Open escoolioinglesias opened this issue 1 year ago • 36 comments

Will MPS be supported in the future and will it be possible to train models on Apple Silicon chips? 🙏

Thank you! 🙌

escoolioinglesias avatar Apr 23 '23 18:04 escoolioinglesias

Now I'm doing-

Tps-F avatar Apr 23 '23 23:04 Tps-F

cant wait!!!!!

Gitterman69 avatar Apr 25 '23 08:04 Gitterman69

hello any update on this?

ricardo410 avatar Jun 05 '23 14:06 ricardo410

hello any update on this?

Isn't it supported?

Naozumi520 avatar Jun 07 '23 06:06 Naozumi520

@Naozumi520 only for infer, not for training.

ricardo410 avatar Jun 07 '23 13:06 ricardo410

Train fixed bf1170012564463e9b9f13e7174b1eb499bdcbd2

Tps-F avatar Jun 07 '23 13:06 Tps-F

Yep forgot to mentioned. They haven't released in the package. I do it by copying train_nsf_sim_cache_sid_load_pretrain.py and train/process_ckpt.py from repo to my folder and replace them.

Naozumi520 avatar Jun 07 '23 14:06 Naozumi520

@Naozumi520 can you train? it gives me an error. Retrieval-based-Voice-Conversion-WebUI-main/train/utils.py", line 206, in latest_checkpoint_path x = f_list[-1] IndexError: list index out of range

ricardo410 avatar Jun 07 '23 19:06 ricardo410

That's weird. Yes I'm able to train.

Screenshot 2023-06-08 at 1 13 39 PM

Naozumi520 avatar Jun 08 '23 05:06 Naozumi520

@Naozumi520 Have you been able to use your trained models to successfully infer? What version of RVC do you have?

escoolioinglesias avatar Jun 08 '23 16:06 escoolioinglesias

Yes. I'm using the version updated0528v2

Naozumi520 avatar Jun 08 '23 16:06 Naozumi520

Eso es raro. Sí, puedo entrenar.

Captura de pantalla 2023-06-08 a las 1 13 39 p. m.

it is already working, but I thought that the training would be faster, because of the characteristics of my mac, but in reality it is slower than training online.

ricardo410 avatar Jun 08 '23 16:06 ricardo410

it is already working, but I thought that the training would be faster, because of the characteristics of my mac, but in reality it is slower than training online.
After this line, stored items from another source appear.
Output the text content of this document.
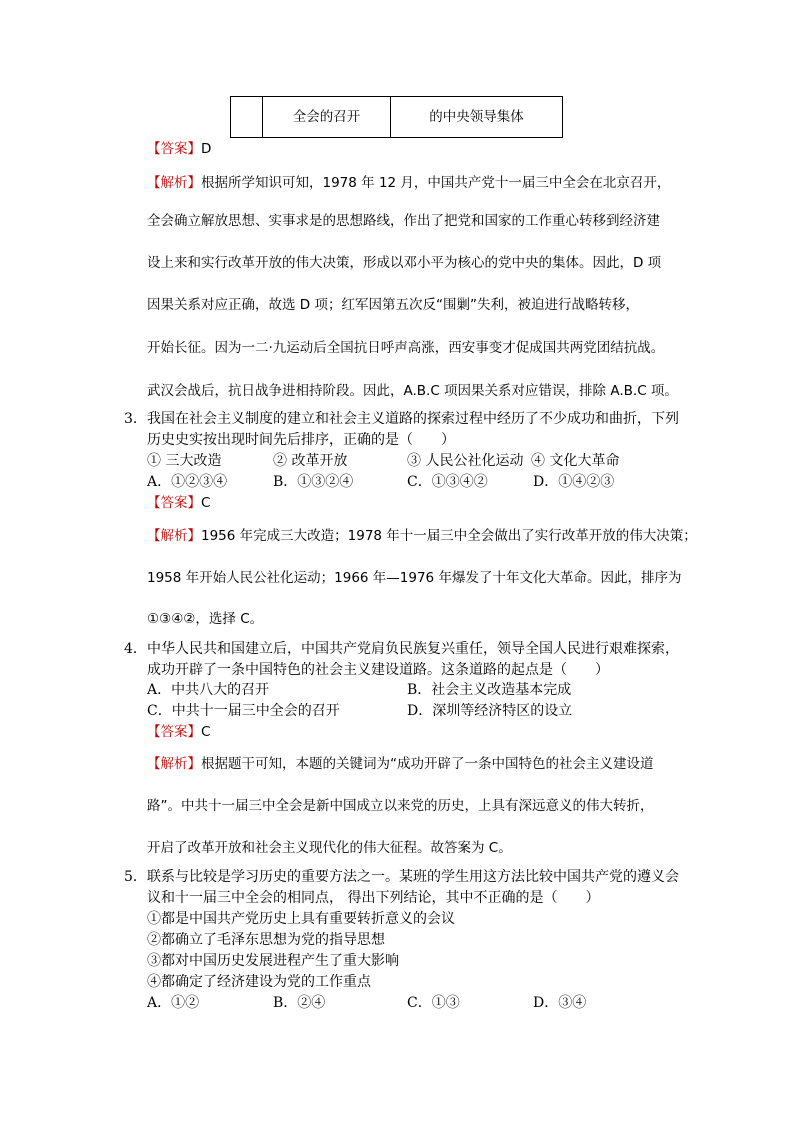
全会的召开	的中央领导集体
【答案】D
【解析】根据所学知识可知，1978 年 12 月，中国共产党十一届三中全会在北京召开，
全会确立解放思想、实事求是的思想路线，作出了把党和国家的工作重心转移到经济建
设上来和实行改革开放的伟大决策，形成以邓小平为核心的党中央的集体。因此，D 项
因果关系对应正确，故选 D 项；红军因第五次反“围剿”失利，被迫进行战略转移，
开始长征。因为一二·九运动后全国抗日呼声高涨，西安事变才促成国共两党团结抗战。
武汉会战后，抗日战争进相持阶段。因此，A.B.C 项因果关系对应错误，排除 A.B.C 项。
3． 我国在社会主义制度的建立和社会主义道路的探索过程中经历了不少成功和曲折，下列
历史史实按出现时间先后排序，正确的是（　　）
① 三大改造	② 改革开放	③ 人民公社化运动 ④ 文化大革命
A．①②③④	B．①③②④	C．①③④②	D．①④②③
【答案】C
【解析】1956 年完成三大改造；1978 年十一届三中全会做出了实行改革开放的伟大决策；
1958 年开始人民公社化运动；1966 年—1976 年爆发了十年文化大革命。因此，排序为
①③④②，选择 C。
4． 中华人民共和国建立后，中国共产党肩负民族复兴重任，领导全国人民进行艰难探索，
成功开辟了一条中国特色的社会主义建设道路。这条道路的起点是（　　）
A．中共八大的召开	B．社会主义改造基本完成
C．中共十一届三中全会的召开	D．深圳等经济特区的设立
【答案】C
【解析】根据题干可知，本题的关键词为“成功开辟了一条中国特色的社会主义建设道
路”。中共十一届三中全会是新中国成立以来党的历史，上具有深远意义的伟大转折，
开启了改革开放和社会主义现代化的伟大征程。故答案为 C。
5． 联系与比较是学习历史的重要方法之一。某班的学生用这方法比较中国共产党的遵义会
议和十一届三中全会的相同点， 得出下列结论，其中不正确的是（　　）
①都是中国共产党历史上具有重要转折意义的会议
②都确立了毛泽东思想为党的指导思想
③都对中国历史发展进程产生了重大影响
④都确定了经济建设为党的工作重点
A．①②	B．②④	C．①③	D．③④
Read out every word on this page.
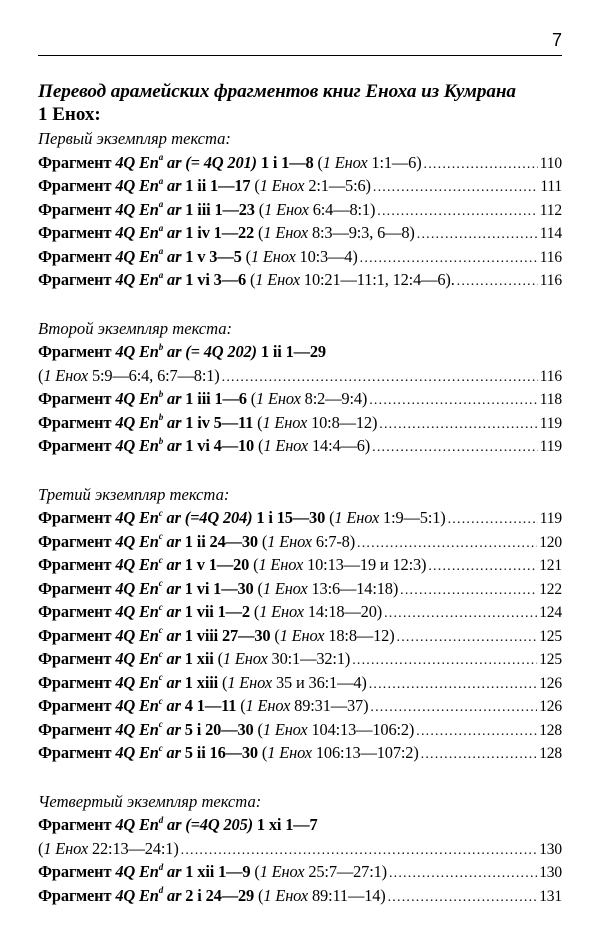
7
Перевод арамейских фрагментов книг Еноха из Кумрана
1 Енох:
Первый экземпляр текста:
Фрагмент 4Q En$^a$ ar (= 4Q 201) 1 i 1—8 (1 Енох 1:1—6) .....	110
Фрагмент 4Q En$^a$ ar 1 ii 1—17 (1 Енох 2:1—5:6) .....	111
Фрагмент 4Q En$^a$ ar 1 iii 1—23 (1 Енох 6:4—8:1) .....	112
Фрагмент 4Q En$^a$ ar 1 iv 1—22 (1 Енох 8:3—9:3, 6—8) .....	114
Фрагмент 4Q En$^a$ ar 1 v 3—5 (1 Енох 10:3—4) .....	116
Фрагмент 4Q En$^a$ ar 1 vi 3—6 (1 Енох 10:21—11:1, 12:4—6). .....	116
Второй экземпляр текста:
Фрагмент 4Q En$^b$ ar (= 4Q 202) 1 ii 1—29
(1 Енох 5:9—6:4, 6:7—8:1) .....	116
Фрагмент 4Q En$^b$ ar 1 iii 1—6 (1 Енох 8:2—9:4) .....	118
Фрагмент 4Q En$^b$ ar 1 iv 5—11 (1 Енох 10:8—12) .....	119
Фрагмент 4Q En$^b$ ar 1 vi 4—10 (1 Енох 14:4—6) .....	119
Третий экземпляр текста:
Фрагмент 4Q En$^c$ ar (=4Q 204) 1 i 15—30 (1 Енох 1:9—5:1) .....	119
Фрагмент 4Q En$^c$ ar 1 ii 24—30 (1 Енох 6:7-8) .....	120
Фрагмент 4Q En$^c$ ar 1 v 1—20 (1 Енох 10:13—19 и 12:3) .....	121
Фрагмент 4Q En$^c$ ar 1 vi 1—30 (1 Енох 13:6—14:18) .....	122
Фрагмент 4Q En$^c$ ar 1 vii 1—2 (1 Енох 14:18—20) .....	124
Фрагмент 4Q En$^c$ ar 1 viii 27—30 (1 Енох 18:8—12) .....	125
Фрагмент 4Q En$^c$ ar 1 xii (1 Енох 30:1—32:1) .....	125
Фрагмент 4Q En$^c$ ar 1 xiii (1 Енох 35 и 36:1—4) .....	126
Фрагмент 4Q En$^c$ ar 4 1—11 (1 Енох 89:31—37) .....	126
Фрагмент 4Q En$^c$ ar 5 i 20—30 (1 Енох 104:13—106:2) .....	128
Фрагмент 4Q En$^c$ ar 5 ii 16—30 (1 Енох 106:13—107:2) .....	128
Четвертый экземпляр текста:
Фрагмент 4Q En$^d$ ar (=4Q 205) 1 xi 1—7
(1 Енох 22:13—24:1) .....	130
Фрагмент 4Q En$^d$ ar 1 xii 1—9 (1 Енох 25:7—27:1) .....	130
Фрагмент 4Q En$^d$ ar 2 i 24—29 (1 Енох 89:11—14) .....	131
Yeah so do I! I was wondering was mps running on my graphic card or cpu. Cuz I'm intel cpu.

Naozumi520 avatar Jun 08 '23 17:06 Naozumi520

it is already working, but I thought that the training would be faster, because of the characteristics of my mac, but in reality it is slower than training online.

Yeah so do I! I was wondering was mps running on my graphic card or cpu. Cuz I'm intel cpu.
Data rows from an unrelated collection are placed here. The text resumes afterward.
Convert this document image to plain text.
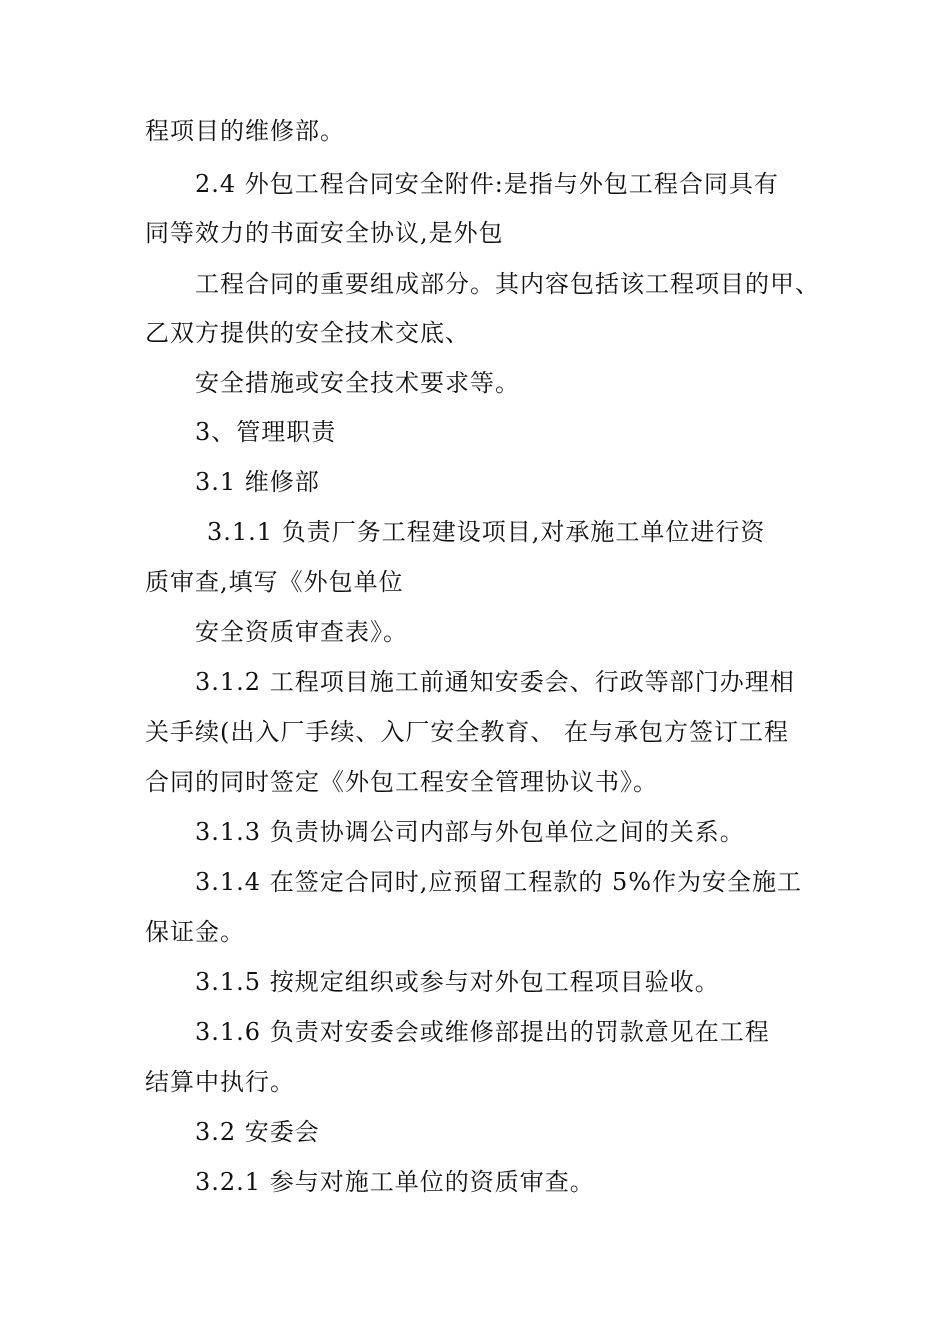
程项目的维修部。
2.4 外包工程合同安全附件:是指与外包工程合同具有
同等效力的书面安全协议,是外包
工程合同的重要组成部分。其内容包括该工程项目的甲、
乙双方提供的安全技术交底、
安全措施或安全技术要求等。
3、管理职责
3.1 维修部
3.1.1 负责厂务工程建设项目,对承施工单位进行资
质审查,填写《外包单位
安全资质审查表》。
3.1.2 工程项目施工前通知安委会、行政等部门办理相
关手续(出入厂手续、入厂安全教育、 在与承包方签订工程
合同的同时签定《外包工程安全管理协议书》。
3.1.3 负责协调公司内部与外包单位之间的关系。
3.1.4 在签定合同时,应预留工程款的 5%作为安全施工
保证金。
3.1.5 按规定组织或参与对外包工程项目验收。
3.1.6 负责对安委会或维修部提出的罚款意见在工程
结算中执行。
3.2 安委会
3.2.1 参与对施工单位的资质审查。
Any idea how to solve this?

ricardo410 avatar Jun 09 '23 00:06 ricardo410

I think one of the reasons is that some functions in Pytorch do not support mps. and I am rewriting the code and will let you know if I find anything.

Tps-F avatar Jun 12 '23 15:06 Tps-F

I think one of the reasons is that some functions in Pytorch do not support mps. and I am rewriting the code and will let you know if I find anything.

ok thank you!!!

ricardo410 avatar Jun 12 '23 15:06 ricardo410

Yes! Like we have to set PYTORCH_ENABLE_MPS_FALLBACK to 1 and it might actually use the cpu for some functions?
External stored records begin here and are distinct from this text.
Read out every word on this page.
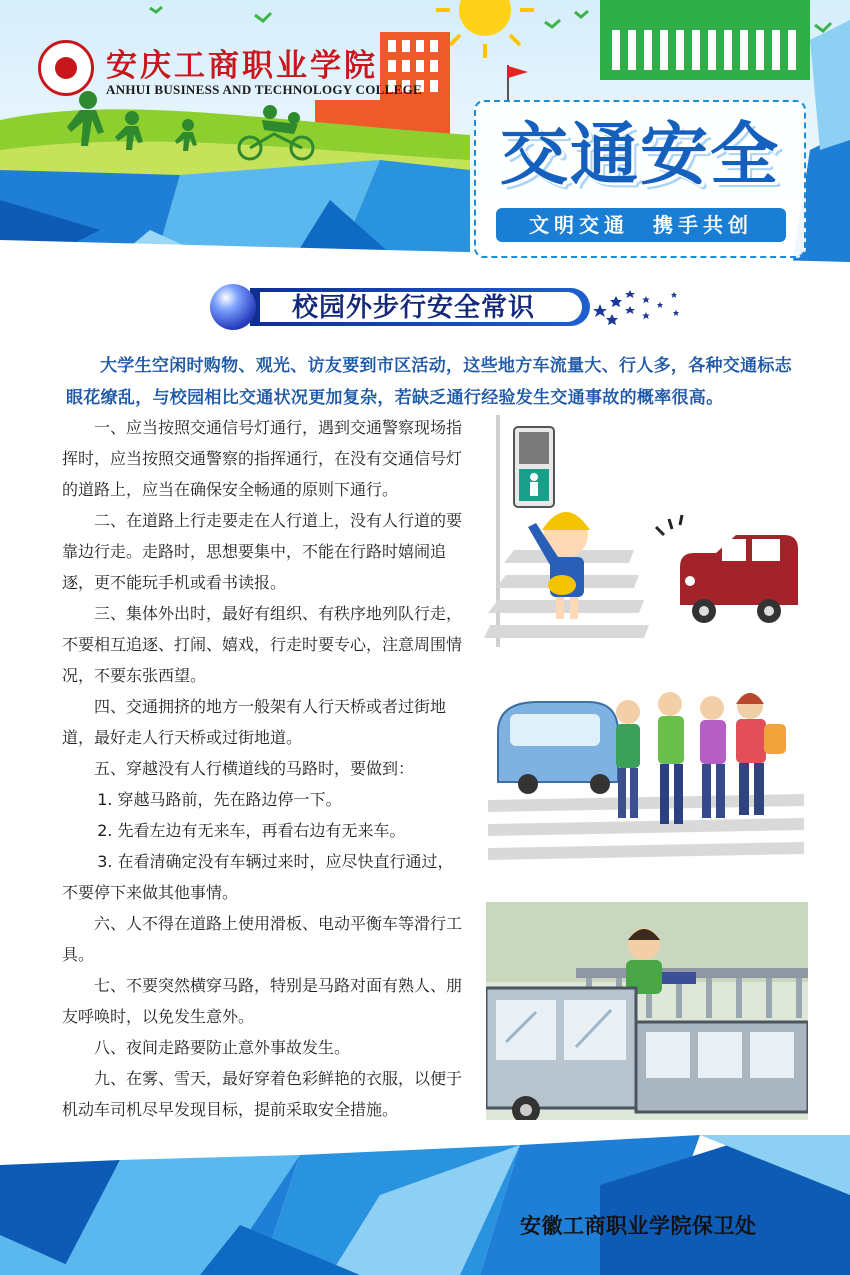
安庆工商职业学院
ANHUI BUSINESS AND TECHNOLOGY COLLEGE
交通安全
文明交通  携手共创
校园外步行安全常识
大学生空闲时购物、观光、访友要到市区活动，这些地方车流量大、行人多，各种交通标志眼花缭乱，与校园相比交通状况更加复杂，若缺乏通行经验发生交通事故的概率很高。

一、应当按照交通信号灯通行，遇到交通警察现场指挥时，应当按照交通警察的指挥通行，在没有交通信号灯的道路上，应当在确保安全畅通的原则下通行。

二、在道路上行走要走在人行道上，没有人行道的要靠边行走。走路时，思想要集中，不能在行路时嬉闹追逐，更不能玩手机或看书读报。

三、集体外出时，最好有组织、有秩序地列队行走，不要相互追逐、打闹、嬉戏，行走时要专心，注意周围情况，不要东张西望。

四、交通拥挤的地方一般架有人行天桥或者过街地道，最好走人行天桥或过街地道。

五、穿越没有人行横道线的马路时，要做到：

1. 穿越马路前，先在路边停一下。

2. 先看左边有无来车，再看右边有无来车。

3. 在看清确定没有车辆过来时，应尽快直行通过，不要停下来做其他事情。

六、人不得在道路上使用滑板、电动平衡车等滑行工具。

七、不要突然横穿马路，特别是马路对面有熟人、朋友呼唤时，以免发生意外。

八、夜间走路要防止意外事故发生。

九、在雾、雪天，最好穿着色彩鲜艳的衣服，以便于机动车司机尽早发现目标，提前采取安全措施。

安徽工商职业学院保卫处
And I'm not sure is MPS really using my AMD graphic card? I put 0-1 in every options.

Naozumi520 avatar Jun 12 '23 15:06 Naozumi520

Sorry, AMD graphics cards are not supported.(from #272 )

Tps-F avatar Jun 12 '23 23:06 Tps-F

Wait no I'm talking about on a Mac, which supported by MPS.

https://developer.apple.com/metal/pytorch/

Naozumi520 avatar Jun 13 '23 03:06 Naozumi520

Wait no I'm talking about on a Mac, which supported by MPS.

https://developer.apple.com/metal/pytorch/

did it work for you?

ricardo410 avatar Jun 13 '23 14:06 ricardo410

did it work for you?

Yep as I said before I'm able to do train and inference. However, the speed is slower than I thought as you mentioned.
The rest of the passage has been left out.